D’autres lui donnent un nom simple comme les Perses qui l’appellent les Sept grandes étoiles. Enfin, d’autres encore lui donnent un nom plus original comme les Indiens (d’Inde). Ils l’appelaient la Mer d’or, ou le Pays de Galle, histoire oblige, la Harpe d’Arthur.
On retrouve malgré tout l’idée du car ou des set estelas de la Gascogne.

Le rôle de la Grande Ourse

Pour les Egyptiens, la Cuisse du Taureau [la Grande Ourse] ordonnait l’univers. elle indiquait les points cardinaux et signalaient ainsi les saisons.

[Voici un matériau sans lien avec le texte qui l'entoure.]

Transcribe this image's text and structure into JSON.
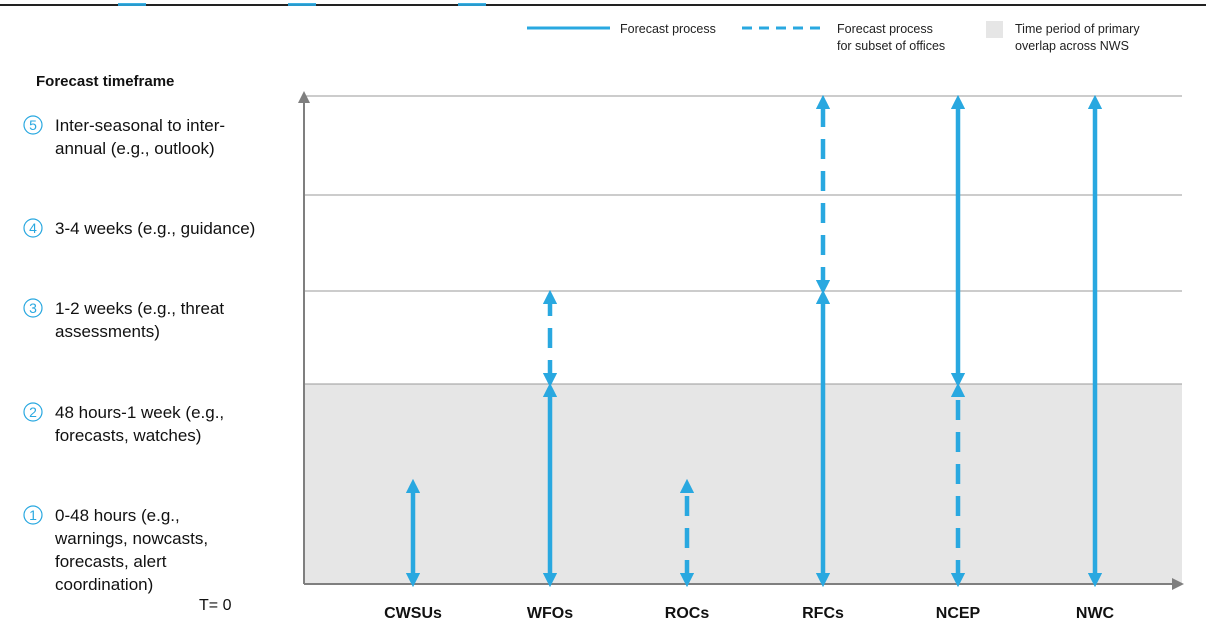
{
  "legend": {
    "solid_label": "Forecast process",
    "dashed_label_line1": "Forecast process",
    "dashed_label_line2": "for subset of offices",
    "shade_label_line1": "Time period of primary",
    "shade_label_line2": "overlap across NWS"
  },
  "heading": "Forecast timeframe",
  "levels": [
    {
      "num": "1",
      "lines": [
        "0-48 hours (e.g.,",
        "warnings, nowcasts,",
        "forecasts, alert",
        "coordination)"
      ]
    },
    {
      "num": "2",
      "lines": [
        "48 hours-1 week (e.g.,",
        "forecasts, watches)"
      ]
    },
    {
      "num": "3",
      "lines": [
        "1-2 weeks (e.g., threat",
        "assessments)"
      ]
    },
    {
      "num": "4",
      "lines": [
        "3-4 weeks (e.g., guidance)"
      ]
    },
    {
      "num": "5",
      "lines": [
        "Inter-seasonal to inter-",
        "annual (e.g., outlook)"
      ]
    }
  ],
  "t0_label": "T= 0",
  "offices": [
    "CWSUs",
    "WFOs",
    "ROCs",
    "RFCs",
    "NCEP",
    "NWC"
  ],
  "colors": {
    "arrow": "#29a8e0",
    "shade": "#e6e6e6",
    "axis": "#7f7f7f",
    "gridline": "#9a9a9a"
  },
  "chart_data": {
    "type": "range-arrows",
    "y_levels": [
      "1",
      "2",
      "3",
      "4",
      "5"
    ],
    "shaded_levels": [
      "1",
      "2"
    ],
    "processes": [
      {
        "office": "CWSUs",
        "segments": [
          {
            "style": "solid",
            "from": 0,
            "to": 1
          }
        ]
      },
      {
        "office": "WFOs",
        "segments": [
          {
            "style": "solid",
            "from": 0,
            "to": 2
          },
          {
            "style": "dashed",
            "from": 2,
            "to": 3
          }
        ]
      },
      {
        "office": "ROCs",
        "segments": [
          {
            "style": "dashed",
            "from": 0,
            "to": 1
          }
        ]
      },
      {
        "office": "RFCs",
        "segments": [
          {
            "style": "solid",
            "from": 0,
            "to": 3
          },
          {
            "style": "dashed",
            "from": 3,
            "to": 5
          }
        ]
      },
      {
        "office": "NCEP",
        "segments": [
          {
            "style": "dashed",
            "from": 0,
            "to": 2
          },
          {
            "style": "solid",
            "from": 2,
            "to": 5
          }
        ]
      },
      {
        "office": "NWC",
        "segments": [
          {
            "style": "solid",
            "from": 0,
            "to": 5
          }
        ]
      }
    ]
  }
}
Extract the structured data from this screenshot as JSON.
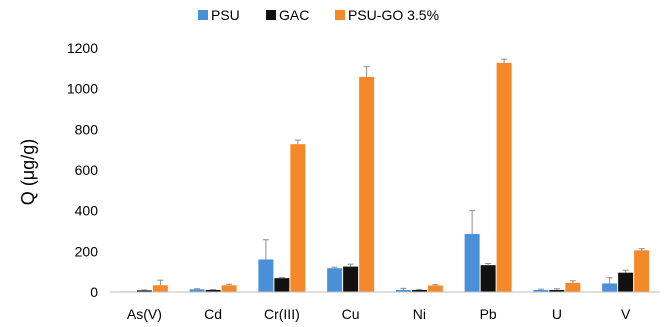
{
  "chart_data": {
    "type": "bar",
    "title": "",
    "xlabel": "",
    "ylabel": "Q (μg/g)",
    "ylim": [
      0,
      1200
    ],
    "yticks": [
      0,
      200,
      400,
      600,
      800,
      1000,
      1200
    ],
    "grid": false,
    "legend_position": "top",
    "categories": [
      "As(V)",
      "Cd",
      "Cr(III)",
      "Cu",
      "Ni",
      "Pb",
      "U",
      "V"
    ],
    "series": [
      {
        "name": "PSU",
        "color": "#4A90D9",
        "values": [
          3,
          13,
          160,
          117,
          10,
          285,
          10,
          42
        ],
        "errors": [
          0,
          3,
          97,
          5,
          8,
          115,
          4,
          28
        ]
      },
      {
        "name": "GAC",
        "color": "#111111",
        "values": [
          8,
          10,
          68,
          125,
          10,
          132,
          10,
          95
        ],
        "errors": [
          2,
          2,
          3,
          12,
          3,
          8,
          6,
          12
        ]
      },
      {
        "name": "PSU-GO 3.5%",
        "color": "#F5892A",
        "values": [
          33,
          33,
          727,
          1058,
          32,
          1127,
          45,
          205
        ],
        "errors": [
          25,
          5,
          20,
          50,
          4,
          18,
          10,
          8
        ]
      }
    ]
  }
}
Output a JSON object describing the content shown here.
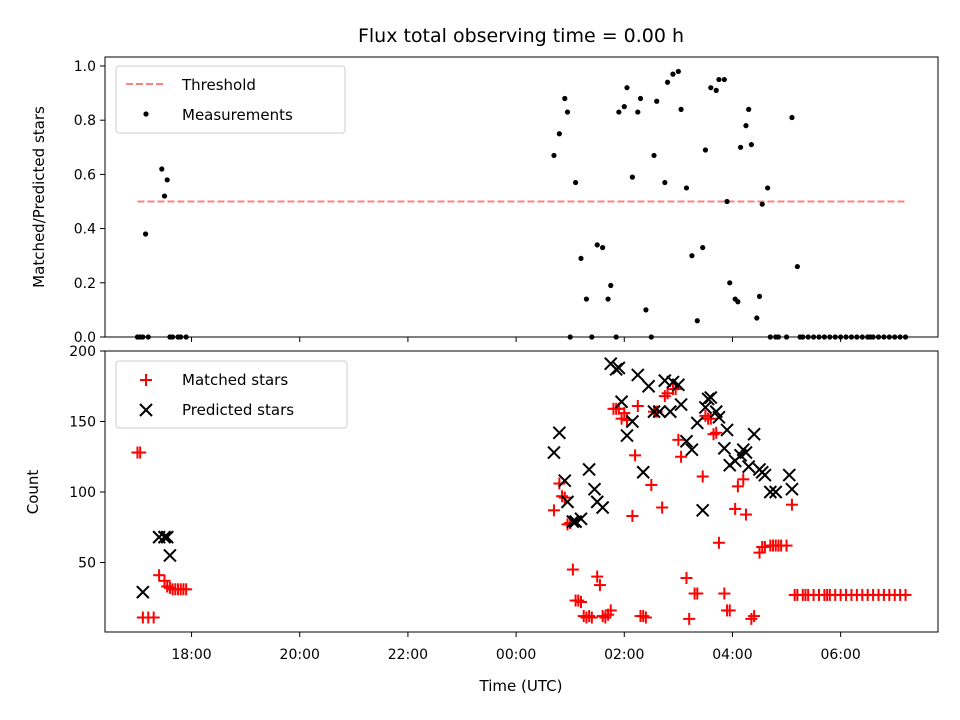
{
  "chart_data": [
    {
      "type": "scatter",
      "title": "Flux total observing time = 0.00 h",
      "xlabel": "",
      "ylabel": "Matched/Predicted stars",
      "ylim": [
        0,
        1.0
      ],
      "yticks": [
        "0.0",
        "0.2",
        "0.4",
        "0.6",
        "0.8",
        "1.0"
      ],
      "xlim_hours": [
        16.4,
        31.8
      ],
      "x_unit": "hours (UTC, since 00:00 of first day)",
      "legend": {
        "placement": "top-left",
        "threshold_label": "Threshold",
        "measurements_label": "Measurements"
      },
      "threshold": {
        "value": 0.5,
        "x_start": 17.0,
        "x_end": 31.2,
        "color": "#ff7f7f"
      },
      "measurements": {
        "color": "#000000",
        "x": [
          17.0,
          17.05,
          17.1,
          17.15,
          17.2,
          17.45,
          17.5,
          17.55,
          17.6,
          17.65,
          17.75,
          17.8,
          17.9,
          24.7,
          24.8,
          24.9,
          24.95,
          25.0,
          25.1,
          25.2,
          25.3,
          25.4,
          25.5,
          25.6,
          25.7,
          25.75,
          25.85,
          25.9,
          26.0,
          26.05,
          26.15,
          26.25,
          26.3,
          26.4,
          26.5,
          26.55,
          26.6,
          26.75,
          26.8,
          26.9,
          27.0,
          27.05,
          27.15,
          27.25,
          27.35,
          27.45,
          27.5,
          27.6,
          27.7,
          27.75,
          27.85,
          27.9,
          27.95,
          28.05,
          28.1,
          28.15,
          28.25,
          28.3,
          28.35,
          28.45,
          28.5,
          28.55,
          28.65,
          28.7,
          28.8,
          28.85,
          29.0,
          29.1,
          29.2,
          29.25,
          29.3,
          29.4,
          29.5,
          29.6,
          29.7,
          29.8,
          29.9,
          30.0,
          30.1,
          30.2,
          30.3,
          30.4,
          30.5,
          30.55,
          30.6,
          30.7,
          30.8,
          30.9,
          31.0,
          31.1,
          31.2
        ],
        "y": [
          0.0,
          0.0,
          0.0,
          0.38,
          0.0,
          0.62,
          0.52,
          0.58,
          0.0,
          0.0,
          0.0,
          0.0,
          0.0,
          0.67,
          0.75,
          0.88,
          0.83,
          0.0,
          0.57,
          0.29,
          0.14,
          0.0,
          0.34,
          0.33,
          0.14,
          0.19,
          0.0,
          0.83,
          0.85,
          0.92,
          0.59,
          0.83,
          0.88,
          0.1,
          0.0,
          0.67,
          0.87,
          0.57,
          0.94,
          0.97,
          0.98,
          0.84,
          0.55,
          0.3,
          0.06,
          0.33,
          0.69,
          0.92,
          0.91,
          0.95,
          0.95,
          0.5,
          0.2,
          0.14,
          0.13,
          0.7,
          0.78,
          0.84,
          0.71,
          0.07,
          0.15,
          0.49,
          0.55,
          0.0,
          0.0,
          0.0,
          0.0,
          0.81,
          0.26,
          0.0,
          0.0,
          0.0,
          0.0,
          0.0,
          0.0,
          0.0,
          0.0,
          0.0,
          0.0,
          0.0,
          0.0,
          0.0,
          0.0,
          0.0,
          0.0,
          0.0,
          0.0,
          0.0,
          0.0,
          0.0,
          0.0
        ]
      }
    },
    {
      "type": "scatter",
      "title": "",
      "xlabel": "Time (UTC)",
      "ylabel": "Count",
      "ylim": [
        0,
        200
      ],
      "yticks": [
        "50",
        "100",
        "150",
        "200"
      ],
      "xticks": [
        "18:00",
        "20:00",
        "22:00",
        "00:00",
        "02:00",
        "04:00",
        "06:00"
      ],
      "xlim_hours": [
        16.4,
        31.8
      ],
      "legend": {
        "placement": "top-left",
        "matched_label": "Matched stars",
        "predicted_label": "Predicted stars"
      },
      "series": [
        {
          "name": "Matched stars",
          "marker": "+",
          "color": "#ff0000",
          "x": [
            17.0,
            17.05,
            17.1,
            17.2,
            17.3,
            17.4,
            17.5,
            17.55,
            17.6,
            17.65,
            17.7,
            17.75,
            17.8,
            17.85,
            17.9,
            24.7,
            24.8,
            24.85,
            24.9,
            24.95,
            25.0,
            25.05,
            25.1,
            25.15,
            25.2,
            25.25,
            25.3,
            25.35,
            25.4,
            25.5,
            25.55,
            25.6,
            25.65,
            25.7,
            25.75,
            25.8,
            25.85,
            25.9,
            25.95,
            26.0,
            26.05,
            26.15,
            26.2,
            26.25,
            26.3,
            26.35,
            26.4,
            26.5,
            26.55,
            26.6,
            26.7,
            26.75,
            26.8,
            26.9,
            26.95,
            27.0,
            27.05,
            27.15,
            27.2,
            27.3,
            27.35,
            27.45,
            27.5,
            27.55,
            27.6,
            27.65,
            27.7,
            27.75,
            27.85,
            27.9,
            27.95,
            28.05,
            28.1,
            28.2,
            28.25,
            28.35,
            28.4,
            28.5,
            28.55,
            28.6,
            28.7,
            28.75,
            28.8,
            28.85,
            28.9,
            29.0,
            29.1,
            29.15,
            29.2,
            29.3,
            29.35,
            29.4,
            29.5,
            29.6,
            29.7,
            29.75,
            29.8,
            29.9,
            30.0,
            30.1,
            30.2,
            30.3,
            30.4,
            30.5,
            30.6,
            30.7,
            30.8,
            30.9,
            31.0,
            31.1,
            31.2
          ],
          "y": [
            128,
            128,
            11,
            11,
            11,
            41,
            37,
            33,
            32,
            31,
            31,
            31,
            31,
            31,
            31,
            87,
            106,
            97,
            96,
            77,
            78,
            45,
            23,
            23,
            22,
            12,
            11,
            12,
            11,
            40,
            34,
            12,
            11,
            13,
            16,
            159,
            159,
            159,
            152,
            156,
            151,
            83,
            126,
            161,
            12,
            12,
            11,
            105,
            157,
            157,
            89,
            168,
            170,
            173,
            173,
            137,
            125,
            39,
            10,
            28,
            28,
            111,
            154,
            152,
            152,
            141,
            142,
            64,
            28,
            16,
            16,
            88,
            104,
            109,
            84,
            10,
            12,
            57,
            61,
            61,
            62,
            62,
            62,
            62,
            62,
            62,
            91,
            27,
            27,
            27,
            27,
            27,
            27,
            27,
            27,
            27,
            27,
            27,
            27,
            27,
            27,
            27,
            27,
            27,
            27,
            27,
            27,
            27,
            27,
            27,
            27
          ],
          "unit": "count"
        },
        {
          "name": "Predicted stars",
          "marker": "x",
          "color": "#000000",
          "x": [
            17.1,
            17.4,
            17.5,
            17.55,
            17.6,
            24.7,
            24.8,
            24.9,
            24.95,
            25.05,
            25.1,
            25.2,
            25.35,
            25.45,
            25.5,
            25.6,
            25.75,
            25.85,
            25.9,
            25.95,
            26.05,
            26.15,
            26.25,
            26.35,
            26.45,
            26.55,
            26.65,
            26.75,
            26.85,
            26.9,
            27.0,
            27.05,
            27.15,
            27.25,
            27.35,
            27.45,
            27.5,
            27.55,
            27.6,
            27.7,
            27.75,
            27.85,
            27.9,
            27.95,
            28.05,
            28.15,
            28.2,
            28.25,
            28.3,
            28.4,
            28.5,
            28.55,
            28.6,
            28.7,
            28.8,
            29.05,
            29.1
          ],
          "y": [
            29,
            68,
            68,
            68,
            55,
            128,
            142,
            108,
            93,
            79,
            79,
            81,
            116,
            102,
            93,
            89,
            191,
            187,
            188,
            164,
            140,
            150,
            183,
            114,
            175,
            157,
            157,
            179,
            157,
            178,
            176,
            162,
            136,
            130,
            149,
            87,
            160,
            166,
            167,
            157,
            153,
            131,
            144,
            119,
            122,
            126,
            130,
            128,
            118,
            141,
            116,
            114,
            112,
            100,
            100,
            112,
            102
          ],
          "unit": "count"
        }
      ]
    }
  ]
}
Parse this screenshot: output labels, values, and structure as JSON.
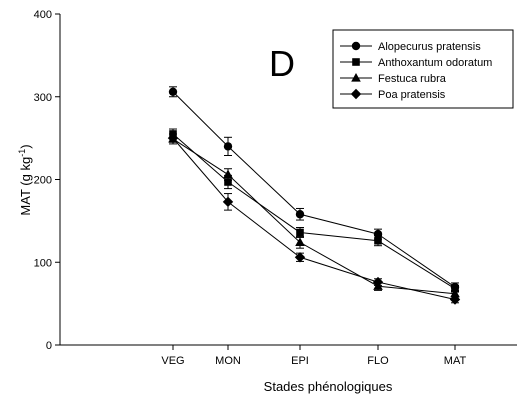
{
  "chart_data": {
    "type": "line",
    "panel_label": "D",
    "xlabel": "Stades phénologiques",
    "ylabel": "MAT (g kg",
    "ylabel_sup": "-1",
    "ylabel_end": ")",
    "categories": [
      "VEG",
      "MON",
      "EPI",
      "FLO",
      "MAT"
    ],
    "ylim": [
      0,
      400
    ],
    "yticks": [
      0,
      100,
      200,
      300,
      400
    ],
    "grid": false,
    "legend_position": "top-right",
    "series": [
      {
        "name": "Alopecurus pratensis",
        "marker": "circle",
        "values": [
          306,
          240,
          158,
          134,
          70
        ],
        "errors": [
          6,
          11,
          7,
          6,
          5
        ]
      },
      {
        "name": "Anthoxantum odoratum",
        "marker": "square",
        "values": [
          255,
          197,
          136,
          126,
          68
        ],
        "errors": [
          6,
          8,
          6,
          6,
          4
        ]
      },
      {
        "name": "Festuca rubra",
        "marker": "triangle",
        "values": [
          249,
          206,
          124,
          71,
          62
        ],
        "errors": [
          6,
          7,
          7,
          5,
          4
        ]
      },
      {
        "name": "Poa pratensis",
        "marker": "diamond",
        "values": [
          250,
          173,
          106,
          76,
          55
        ],
        "errors": [
          5,
          10,
          5,
          4,
          4
        ]
      }
    ]
  }
}
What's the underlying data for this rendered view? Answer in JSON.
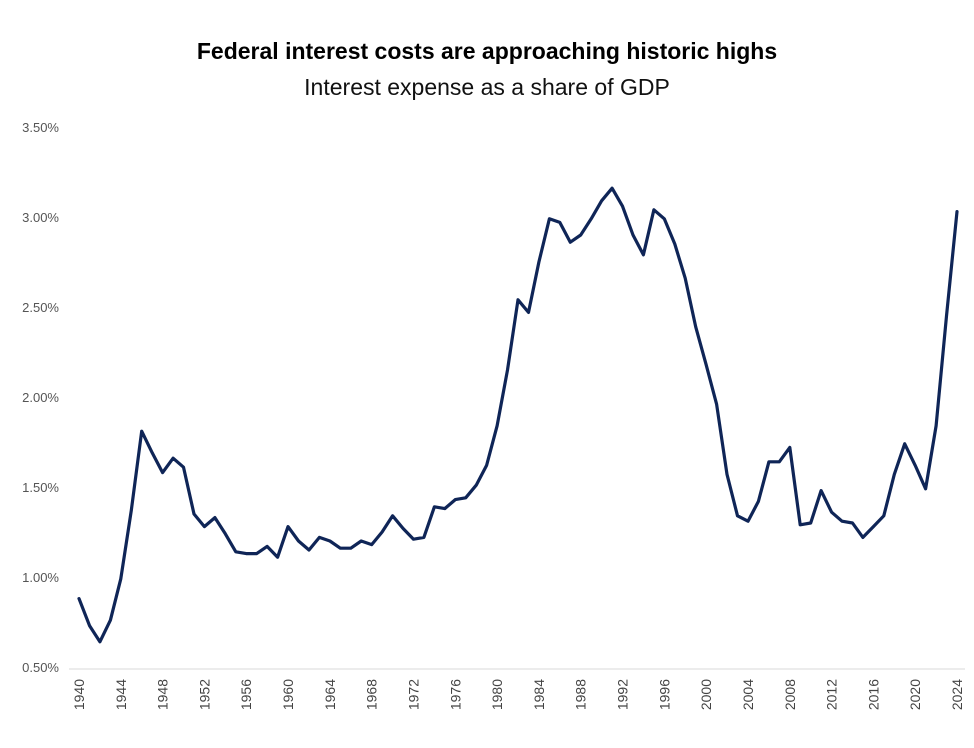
{
  "chart_data": {
    "type": "line",
    "title": "Federal interest costs are approaching historic highs",
    "subtitle": "Interest expense as a share of GDP",
    "xlabel": "",
    "ylabel": "",
    "ylim": [
      0.5,
      3.5
    ],
    "xlim": [
      1940,
      2024
    ],
    "y_tick_labels": [
      "0.50%",
      "1.00%",
      "1.50%",
      "2.00%",
      "2.50%",
      "3.00%",
      "3.50%"
    ],
    "x_tick_labels": [
      "1940",
      "1944",
      "1948",
      "1952",
      "1956",
      "1960",
      "1964",
      "1968",
      "1972",
      "1976",
      "1980",
      "1984",
      "1988",
      "1992",
      "1996",
      "2000",
      "2004",
      "2008",
      "2012",
      "2016",
      "2020",
      "2024"
    ],
    "grid": false,
    "legend": "none",
    "line_color": "#0f2557",
    "series": [
      {
        "x": [
          1940,
          1941,
          1942,
          1943,
          1944,
          1945,
          1946,
          1947,
          1948,
          1949,
          1950,
          1951,
          1952,
          1953,
          1954,
          1955,
          1956,
          1957,
          1958,
          1959,
          1960,
          1961,
          1962,
          1963,
          1964,
          1965,
          1966,
          1967,
          1968,
          1969,
          1970,
          1971,
          1972,
          1973,
          1974,
          1975,
          1976,
          1977,
          1978,
          1979,
          1980,
          1981,
          1982,
          1983,
          1984,
          1985,
          1986,
          1987,
          1988,
          1989,
          1990,
          1991,
          1992,
          1993,
          1994,
          1995,
          1996,
          1997,
          1998,
          1999,
          2000,
          2001,
          2002,
          2003,
          2004,
          2005,
          2006,
          2007,
          2008,
          2009,
          2010,
          2011,
          2012,
          2013,
          2014,
          2015,
          2016,
          2017,
          2018,
          2019,
          2020,
          2021,
          2022,
          2023,
          2024
        ],
        "values": [
          0.88,
          0.73,
          0.64,
          0.76,
          0.99,
          1.37,
          1.81,
          1.69,
          1.58,
          1.66,
          1.61,
          1.35,
          1.28,
          1.33,
          1.24,
          1.14,
          1.13,
          1.13,
          1.17,
          1.11,
          1.28,
          1.2,
          1.15,
          1.22,
          1.2,
          1.16,
          1.16,
          1.2,
          1.18,
          1.25,
          1.34,
          1.27,
          1.21,
          1.22,
          1.39,
          1.38,
          1.43,
          1.44,
          1.51,
          1.62,
          1.84,
          2.15,
          2.54,
          2.47,
          2.75,
          2.99,
          2.97,
          2.86,
          2.9,
          2.99,
          3.09,
          3.16,
          3.06,
          2.9,
          2.79,
          3.04,
          2.99,
          2.85,
          2.66,
          2.39,
          2.18,
          1.96,
          1.57,
          1.34,
          1.31,
          1.42,
          1.64,
          1.64,
          1.72,
          1.29,
          1.3,
          1.48,
          1.36,
          1.31,
          1.3,
          1.22,
          1.28,
          1.34,
          1.57,
          1.74,
          1.62,
          1.49,
          1.84,
          2.45,
          3.03
        ]
      }
    ]
  }
}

Il est vrai qu’elle permet de trouver l’étoile polaire. Ainsi, il suffit de prolonger la ligne qui passe par les deux étoiles qui constituent le bord extérieur de la casserole. Puis, de prolonger cinq fois la distance entre les deux étoiles.
Anne-Pierre Darrées
écrit en orthographe nouvelle
Références
La Grande Ourse est une table d’orientation très pratique au printemps, Le Monde, 7 avril 2018
Contes de Gascogne, Jean-François Bladé, 1886
Condes de la Lana Gran, Felix Arnaudin, 1912
Le Petit Poucet et la Grande Ourse, Gaston Paris, 1875
Dictionnaire étymologique de la langue wallonne, Charles Grandgagnage, 1837, p. 153
À la découverte du ciel, exposition château de Mauvezin (65)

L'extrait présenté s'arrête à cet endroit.